Margaret Pyke was “tireless in creating and sustaining” the new NBCC clinics which were established across the UK to provide advice on contraception, marriage and all aspects of sex. The branches “were staffed entirely by volunteers (except for the doctors) and worked in borrowed premises”. In 1933 she contracted pulmonary tuberculosis and subsequently lived with Lady Denman at Balcombe, taking over from her, when she died in 1954, as chair of the Family Planning Association. In 1955 Pyke coordinated the visit of the minister of health, Iain Macleod, to the Family Planning Association’s offices and one of its clinics, an event which is acknowledge helping to change the public perception towards contraception, making it more be seen as “respectable”.

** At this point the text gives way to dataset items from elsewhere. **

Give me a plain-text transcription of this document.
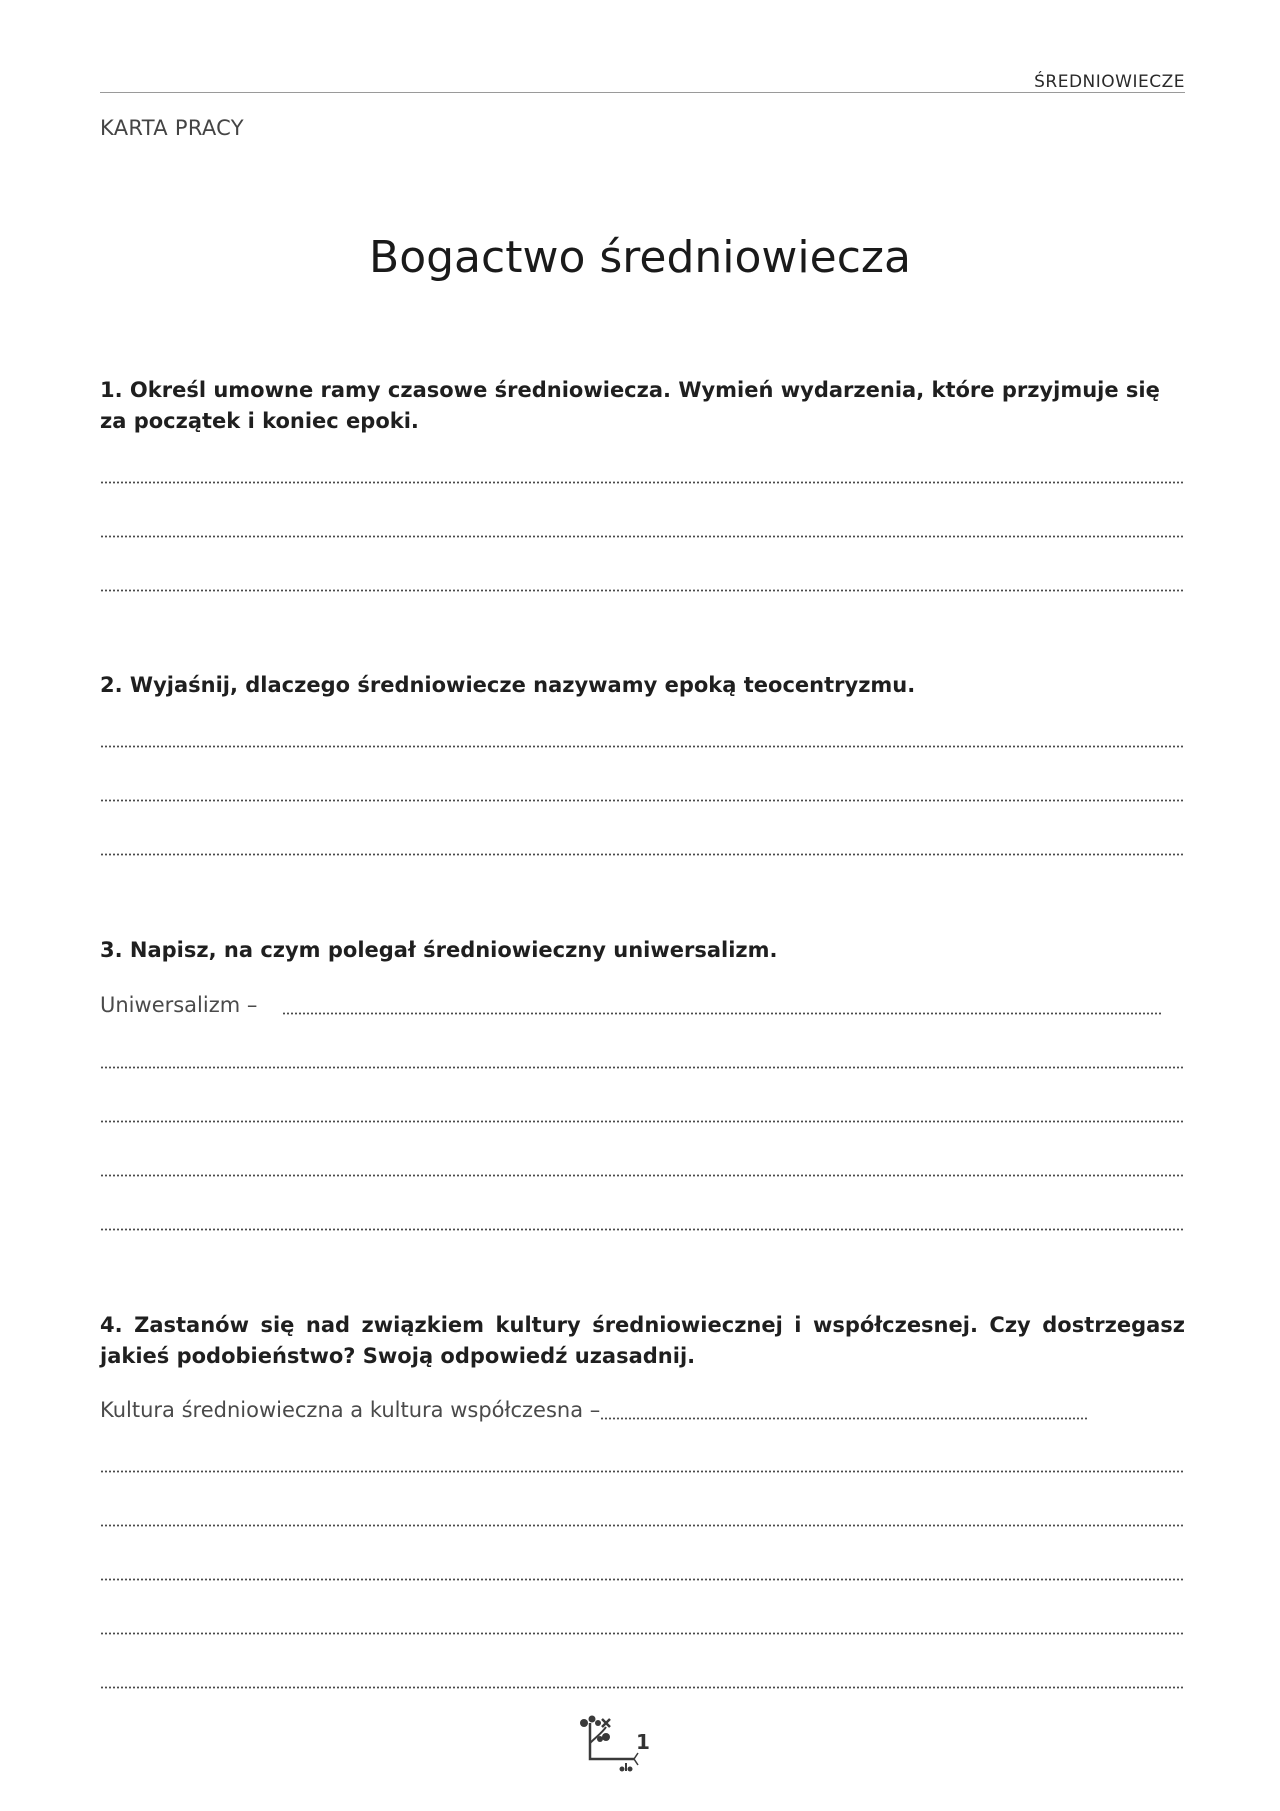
ŚREDNIOWIECZE
KARTA PRACY
Bogactwo średniowiecza
1. Określ umowne ramy czasowe średniowiecza. Wymień wydarzenia, które przyjmuje się za początek i koniec epoki.
2. Wyjaśnij, dlaczego średniowiecze nazywamy epoką teocentryzmu.
3. Napisz, na czym polegał średniowieczny uniwersalizm.
Uniwersalizm –
4. Zastanów się nad związkiem kultury średniowiecznej i współczesnej. Czy dostrzegasz jakieś podobieństwo? Swoją odpowiedź uzasadnij.
Kultura średniowieczna a kultura współczesna –
1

Margaret Pyke was also involved in the foundation of the International Planned Parenthood Federation, was appointed OBE in 1963 for her work in the family planning sector, and after her death in 1966, the Margaret Pyke Trust was founded in her memory. In July 1977 Pyke's son, David, was interviewed about his mother by the historian, Brian Harrison, as part of the Suffrage Interviews project, titled Oral evidence on the suffragette and suffragist movements: the Brian Harrison interviews. He talks about his mother's family background, education and her involvement in the birth control movement.

==Death==
Margaret Pyke died suddenly from a cerebral haemorrhage on 19 June 1966 at Ardchattan Priory, Argyll, while staying with friends in Scotland. Her body was cremated at Glasgow.